Seine Beschreibung seiner Telefonanrufe ist der erste öffentliche Bericht eines Migranten, der direkt mit der englischen und französischen Polizei sprach, um den Untergang zu melden.

Ein paar Minuten, nachdem sie die Leichen gesehen hatten, sagten Hamawandani und Mangury, sie sahen a meist untergetauchtes, entleertes Boot, an dem sich mindestens zwei Personen festklammerten – vermutlich die einzigen Überlebenden eines Migrantenbootes, das am 24. November im Kanal sank.

„Sie schrien; wir konnten sie um Hilfe rufen hören“, sagte Hamawandani, ein 21-jähriger irakischer Kurde.

Schließlich rettete die britische Küstenwache Hamawandanis Schiff, und ein französisches Fischerboot holte die beiden Überlebenden des gesunkenen Bootes ab.

In Berichten aus Städten und Gemeinden in der irakischen Region Kurdistan, aus denen viele der Opfer kamen, Meine Kollegen und ich hörten zum ersten Mal von Hamawandani von seiner Familie, die befürchtete, eines der Opfer gewesen zu sein, nachdem er ihnen erzählt hatte, dass er in einem Boot den Kanal überquert hatte und dann den Kontakt verloren hatte.

Hamawandani hat uns schließlich zu Mangury durchgestellt, die mit uns am selben Telefon telefoniert hat. Eine Ortungs-App zeigte an, dass sie sich in einer Einrichtung befanden, die von lokalen Einwanderungsaktivisten bestätigt wurde, um Migranten in Crawley, einer Stadt in Südengland, unterzubringen.

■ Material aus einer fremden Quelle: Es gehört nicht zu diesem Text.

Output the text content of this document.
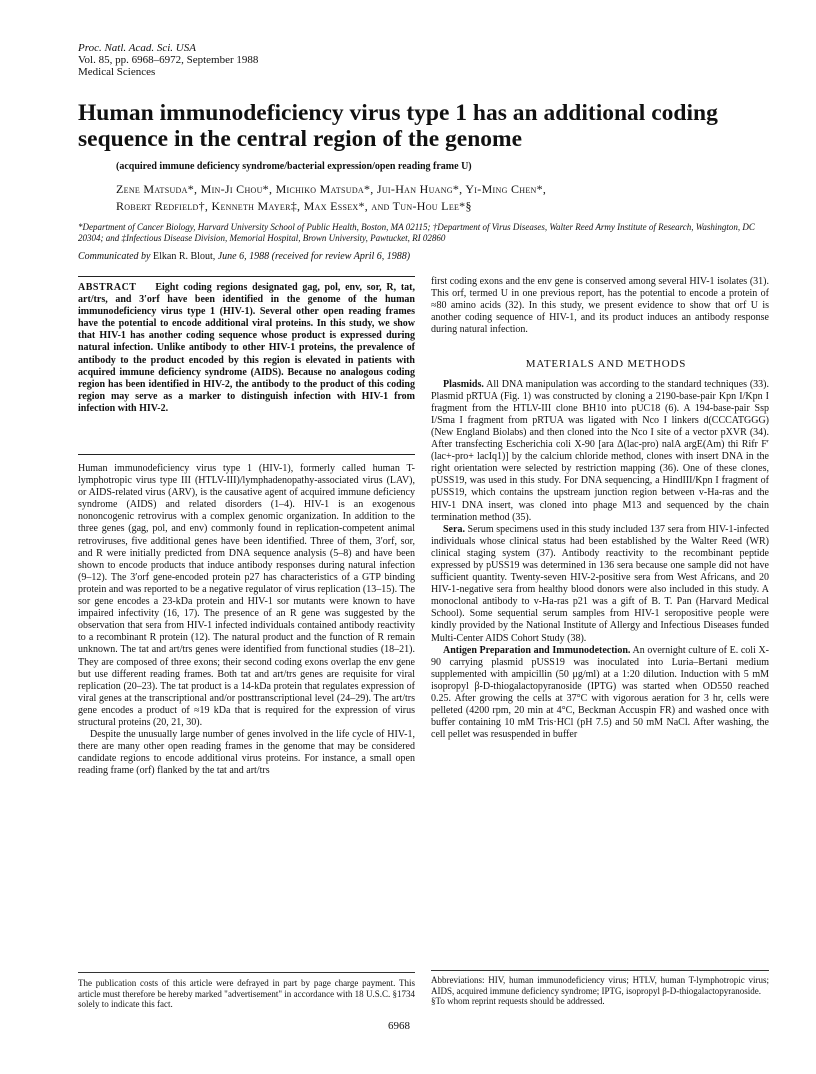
Proc. Natl. Acad. Sci. USA
Vol. 85, pp. 6968–6972, September 1988
Medical Sciences
Human immunodeficiency virus type 1 has an additional coding sequence in the central region of the genome
(acquired immune deficiency syndrome/bacterial expression/open reading frame U)
Zene Matsuda*, Min-Ji Chou*, Michiko Matsuda*, Jui-Han Huang*, Yi-Ming Chen*,
Robert Redfield†, Kenneth Mayer‡, Max Essex*, and Tun-Hou Lee*§
*Department of Cancer Biology, Harvard University School of Public Health, Boston, MA 02115; †Department of Virus Diseases, Walter Reed Army Institute of Research, Washington, DC 20304; and ‡Infectious Disease Division, Memorial Hospital, Brown University, Pawtucket, RI 02860
Communicated by Elkan R. Blout, June 6, 1988 (received for review April 6, 1988)

ABSTRACT Eight coding regions designated gag, pol, env, sor, R, tat, art/trs, and 3′orf have been identified in the genome of the human immunodeficiency virus type 1 (HIV-1). Several other open reading frames have the potential to encode additional viral proteins. In this study, we show that HIV-1 has another coding sequence whose product is expressed during natural infection. Unlike antibody to other HIV-1 proteins, the prevalence of antibody to the product encoded by this region is elevated in patients with acquired immune deficiency syndrome (AIDS). Because no analogous coding region has been identified in HIV-2, the antibody to the product of this coding region may serve as a marker to distinguish infection with HIV-1 from infection with HIV-2.

Human immunodeficiency virus type 1 (HIV-1), formerly called human T-lymphotropic virus type III (HTLV-III)/lymphadenopathy-associated virus (LAV), or AIDS-related virus (ARV), is the causative agent of acquired immune deficiency syndrome (AIDS) and related disorders (1–4). HIV-1 is an exogenous nononcogenic retrovirus with a complex genomic organization. In addition to the three genes (gag, pol, and env) commonly found in replication-competent animal retroviruses, five additional genes have been identified. Three of them, 3′orf, sor, and R were initially predicted from DNA sequence analysis (5–8) and have been shown to encode products that induce antibody responses during natural infection (9–12). The 3′orf gene-encoded protein p27 has characteristics of a GTP binding protein and was reported to be a negative regulator of virus replication (13–15). The sor gene encodes a 23-kDa protein and HIV-1 sor mutants were known to have impaired infectivity (16, 17). The presence of an R gene was suggested by the observation that sera from HIV-1 infected individuals contained antibody reactivity to a recombinant R protein (12). The natural product and the function of R remain unknown. The tat and art/trs genes were identified from functional studies (18–21). They are composed of three exons; their second coding exons overlap the env gene but use different reading frames. Both tat and art/trs genes are requisite for viral replication (20–23). The tat product is a 14-kDa protein that regulates expression of viral genes at the transcriptional and/or posttranscriptional level (24–29). The art/trs gene encodes a product of ≈19 kDa that is required for the expression of virus structural proteins (20, 21, 30).

Despite the unusually large number of genes involved in the life cycle of HIV-1, there are many other open reading frames in the genome that may be considered candidate regions to encode additional virus proteins. For instance, a small open reading frame (orf) flanked by the tat and art/trs

The publication costs of this article were defrayed in part by page charge payment. This article must therefore be hereby marked "advertisement" in accordance with 18 U.S.C. §1734 solely to indicate this fact.

first coding exons and the env gene is conserved among several HIV-1 isolates (31). This orf, termed U in one previous report, has the potential to encode a protein of ≈80 amino acids (32). In this study, we present evidence to show that orf U is another coding sequence of HIV-1, and its product induces an antibody response during natural infection.

MATERIALS AND METHODS

Plasmids. All DNA manipulation was according to the standard techniques (33). Plasmid pRTUA (Fig. 1) was constructed by cloning a 2190-base-pair Kpn I/Kpn I fragment from the HTLV-III clone BH10 into pUC18 (6). A 194-base-pair Ssp I/Sma I fragment from pRTUA was ligated with Nco I linkers d(CCCATGGG) (New England Biolabs) and then cloned into the Nco I site of a vector pXVR (34). After transfecting Escherichia coli X-90 [ara Δ(lac-pro) nalA argE(Am) thi Rifr F′(lac+-pro+ lacIq1)] by the calcium chloride method, clones with insert DNA in the right orientation were selected by restriction mapping (36). One of these clones, pUSS19, was used in this study. For DNA sequencing, a HindIII/Kpn I fragment of pUSS19, which contains the upstream junction region between v-Ha-ras and the HIV-1 DNA insert, was cloned into phage M13 and sequenced by the chain termination method (35).

Sera. Serum specimens used in this study included 137 sera from HIV-1-infected individuals whose clinical status had been established by the Walter Reed (WR) clinical staging system (37). Antibody reactivity to the recombinant peptide expressed by pUSS19 was determined in 136 sera because one sample did not have sufficient quantity. Twenty-seven HIV-2-positive sera from West Africans, and 20 HIV-1-negative sera from healthy blood donors were also included in this study. A monoclonal antibody to v-Ha-ras p21 was a gift of B. T. Pan (Harvard Medical School). Some sequential serum samples from HIV-1 seropositive people were kindly provided by the National Institute of Allergy and Infectious Diseases funded Multi-Center AIDS Cohort Study (38).

Antigen Preparation and Immunodetection. An overnight culture of E. coli X-90 carrying plasmid pUSS19 was inoculated into Luria–Bertani medium supplemented with ampicillin (50 μg/ml) at a 1:20 dilution. Induction with 5 mM isopropyl β-D-thiogalactopyranoside (IPTG) was started when OD550 reached 0.25. After growing the cells at 37°C with vigorous aeration for 3 hr, cells were pelleted (4200 rpm, 20 min at 4°C, Beckman Accuspin FR) and washed once with buffer containing 10 mM Tris·HCl (pH 7.5) and 50 mM NaCl. After washing, the cell pellet was resuspended in buffer

Abbreviations: HIV, human immunodeficiency virus; HTLV, human T-lymphotropic virus; AIDS, acquired immune deficiency syndrome; IPTG, isopropyl β-D-thiogalactopyranoside.
§To whom reprint requests should be addressed.
6968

Die Katastrophe hat den Bemühungen europäischer Länder, risikoreiche Kanalübergänge besser zu kontrollieren, eine neue Dringlichkeit verliehen. Aktivisten glauben auch, dass die Todesfälle, zu denen auch Kinder gehörten, auf eine umstrittene, ineffektive Partnerschaft zwischen Großbritannien und Frankreich hinweisen, die es nicht geschafft hat, die Protokolle zur Rettung von Migranten in Not zu verbessern.

Hamawandani und Mangury machten sich mit 23 anderen Menschen frühzeitig auf den Weg 24. November. Nach mehr als 10 Stunden im Wasser versagte der Motor ihres eigenen Bootes und ihnen ging der Treibstoff aus, als sie die Leichen entdeckten.

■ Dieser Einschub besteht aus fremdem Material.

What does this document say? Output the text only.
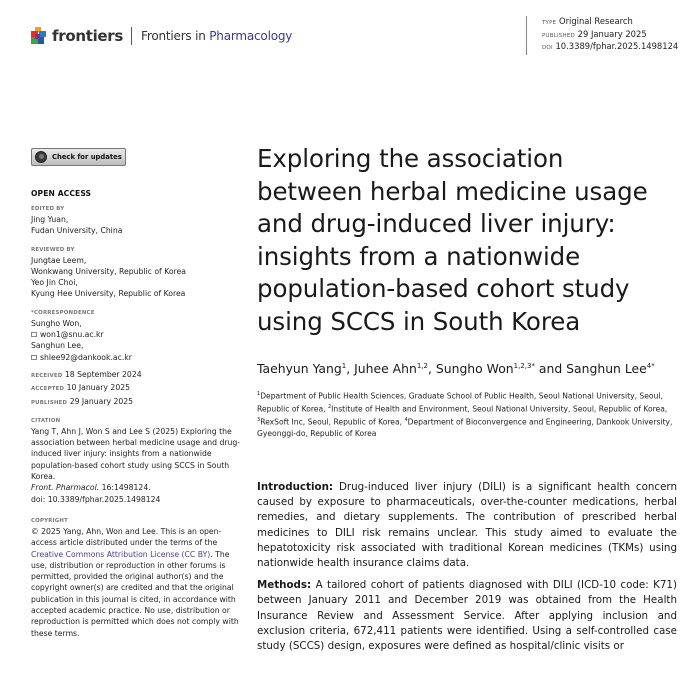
frontiers Frontiers in Pharmacology
TYPE Original Research
PUBLISHED 29 January 2025
DOI 10.3389/fphar.2025.1498124
Check for updates
OPEN ACCESS
EDITED BY
Jing Yuan,
Fudan University, China
REVIEWED BY
Jungtae Leem,
Wonkwang University, Republic of Korea
Yeo Jin Choi,
Kyung Hee University, Republic of Korea
*CORRESPONDENCE
Sungho Won,
won1@snu.ac.kr
Sanghun Lee,
shlee92@dankook.ac.kr
RECEIVED 18 September 2024
ACCEPTED 10 January 2025
PUBLISHED 29 January 2025
CITATION
Yang T, Ahn J, Won S and Lee S (2025) Exploring the association between herbal medicine usage and drug-induced liver injury: insights from a nationwide population-based cohort study using SCCS in South Korea.
Front. Pharmacol. 16:1498124.
doi: 10.3389/fphar.2025.1498124
COPYRIGHT
© 2025 Yang, Ahn, Won and Lee. This is an open-access article distributed under the terms of the Creative Commons Attribution License (CC BY). The use, distribution or reproduction in other forums is permitted, provided the original author(s) and the copyright owner(s) are credited and that the original publication in this journal is cited, in accordance with accepted academic practice. No use, distribution or reproduction is permitted which does not comply with these terms.
Exploring the association between herbal medicine usage and drug-induced liver injury: insights from a nationwide population-based cohort study using SCCS in South Korea
Taehyun Yang$^1$, Juhee Ahn$^{1,2}$, Sungho Won$^{1,2,3*}$ and Sanghun Lee$^{4*}$
$^1$Department of Public Health Sciences, Graduate School of Public Health, Seoul National University, Seoul, Republic of Korea, $^2$Institute of Health and Environment, Seoul National University, Seoul, Republic of Korea, $^3$RexSoft Inc, Seoul, Republic of Korea, $^4$Department of Bioconvergence and Engineering, Dankook University, Gyeonggi-do, Republic of Korea

Introduction: Drug-induced liver injury (DILI) is a significant health concern caused by exposure to pharmaceuticals, over-the-counter medications, herbal remedies, and dietary supplements. The contribution of prescribed herbal medicines to DILI risk remains unclear. This study aimed to evaluate the hepatotoxicity risk associated with traditional Korean medicines (TKMs) using nationwide health insurance claims data.

Methods: A tailored cohort of patients diagnosed with DILI (ICD-10 code: K71) between January 2011 and December 2019 was obtained from the Health Insurance Review and Assessment Service. After applying inclusion and exclusion criteria, 672,411 patients were identified. Using a self-controlled case study (SCCS) design, exposures were defined as hospital/clinic visits or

Mangury sagte, ihr Boot sei in französischen Gewässern gewesen, als sie sahen, wie sich die beiden Leute an das entleerte Boot klammerten. Er rief 112 an, die französische Notrufnummer. „Ich habe ihnen gesagt, dass ein Boot kaputt ist und Menschen tot sind. Bitte helfen Sie ihnen und helfen Sie uns“, sagte er.

Er sagte, die französische Polizei habe ihn gebeten, seinen Standort zu senden, aber er könne keine dreistellige Nummer senden. Sie gaben ihm eine andere Nummer, um es zu versuchen, aber er sagte, dass sie 10 Mal unbeantwortet blieb. Schließlich konnte er eine Nummer bekommen, um einen Standort per WhatsApp zu senden.

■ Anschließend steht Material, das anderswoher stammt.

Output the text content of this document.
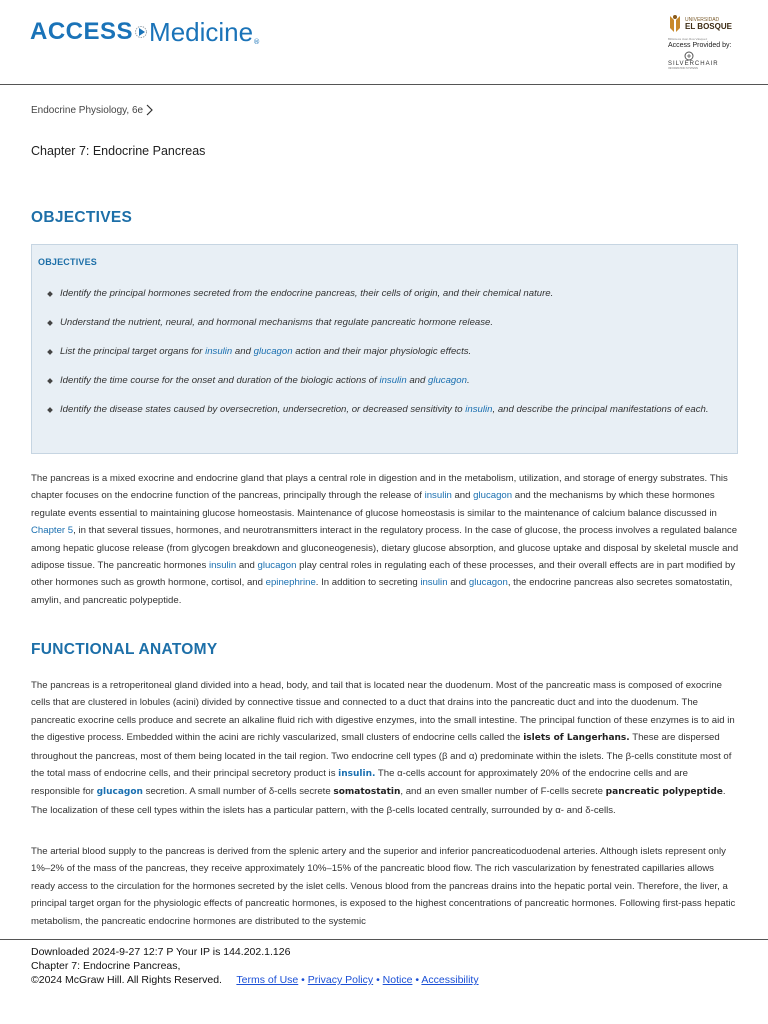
ACCESS Medicine ®
UNIVERSIDAD
EL BOSQUE
Biblioteca Juan Roa Vásquez
Access Provided by:
SILVERCHAIR
INFORMATION SYSTEMS
Endocrine Physiology, 6e
Chapter 7: Endocrine Pancreas
OBJECTIVES
OBJECTIVES
Identify the principal hormones secreted from the endocrine pancreas, their cells of origin, and their chemical nature.
Understand the nutrient, neural, and hormonal mechanisms that regulate pancreatic hormone release.
List the principal target organs for insulin and glucagon action and their major physiologic effects.
Identify the time course for the onset and duration of the biologic actions of insulin and glucagon.
Identify the disease states caused by oversecretion, undersecretion, or decreased sensitivity to insulin, and describe the principal manifestations of each.

The pancreas is a mixed exocrine and endocrine gland that plays a central role in digestion and in the metabolism, utilization, and storage of energy substrates. This chapter focuses on the endocrine function of the pancreas, principally through the release of insulin and glucagon and the mechanisms by which these hormones regulate events essential to maintaining glucose homeostasis. Maintenance of glucose homeostasis is similar to the maintenance of calcium balance discussed in Chapter 5, in that several tissues, hormones, and neurotransmitters interact in the regulatory process. In the case of glucose, the process involves a regulated balance among hepatic glucose release (from glycogen breakdown and gluconeogenesis), dietary glucose absorption, and glucose uptake and disposal by skeletal muscle and adipose tissue. The pancreatic hormones insulin and glucagon play central roles in regulating each of these processes, and their overall effects are in part modified by other hormones such as growth hormone, cortisol, and epinephrine. In addition to secreting insulin and glucagon, the endocrine pancreas also secretes somatostatin, amylin, and pancreatic polypeptide.

FUNCTIONAL ANATOMY

The pancreas is a retroperitoneal gland divided into a head, body, and tail that is located near the duodenum. Most of the pancreatic mass is composed of exocrine cells that are clustered in lobules (acini) divided by connective tissue and connected to a duct that drains into the pancreatic duct and into the duodenum. The pancreatic exocrine cells produce and secrete an alkaline fluid rich with digestive enzymes, into the small intestine. The principal function of these enzymes is to aid in the digestive process. Embedded within the acini are richly vascularized, small clusters of endocrine cells called the islets of Langerhans. These are dispersed throughout the pancreas, most of them being located in the tail region. Two endocrine cell types (β and α) predominate within the islets. The β-cells constitute most of the total mass of endocrine cells, and their principal secretory product is insulin. The α-cells account for approximately 20% of the endocrine cells and are responsible for glucagon secretion. A small number of δ-cells secrete somatostatin, and an even smaller number of F-cells secrete pancreatic polypeptide. The localization of these cell types within the islets has a particular pattern, with the β-cells located centrally, surrounded by α- and δ-cells.

The arterial blood supply to the pancreas is derived from the splenic artery and the superior and inferior pancreaticoduodenal arteries. Although islets represent only 1%–2% of the mass of the pancreas, they receive approximately 10%–15% of the pancreatic blood flow. The rich vascularization by fenestrated capillaries allows ready access to the circulation for the hormones secreted by the islet cells. Venous blood from the pancreas drains into the hepatic portal vein. Therefore, the liver, a principal target organ for the physiologic effects of pancreatic hormones, is exposed to the highest concentrations of pancreatic hormones. Following first-pass hepatic metabolism, the pancreatic endocrine hormones are distributed to the systemic

Downloaded 2024-9-27 12:7 P Your IP is 144.202.1.126
Chapter 7: Endocrine Pancreas,
©2024 McGraw Hill. All Rights Reserved. Terms of Use • Privacy Policy • Notice • Accessibility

„Ich sagte ‚Ich habe zehn Mal angerufen! Bitte antworten Sie mir“, erinnerte er sich. „‚Bitte helft mir!‘“

Er sagte, dass die französische Küstenwache nach einer Stunde noch nicht eingetroffen sei. Ungefähr 12:30 Uhr Er erreichte die englische Polizei, die ihm sagte, sie hätten die Franzosen alarmiert.

Etwa 40 Minuten später, nachdem ihr eigener Bootsmotor abgewürgt war, sagte Mangury, sie hätten einen Hubschrauber kreisen und Boote der britischen Küstenwache auf die Leichen zusteuern sehen .

Sein Bericht wirft neue Fragen über die Reaktion der französischen und britischen Rettungsteams auf. Viele der Angehörigen der Opfer werfen den beiden Ländern vor, die Verantwortung abzulenken, indem sie sagen, dass sich das Boot in den Gewässern des anderen befindet und auf Notrufe nicht reagiert wird.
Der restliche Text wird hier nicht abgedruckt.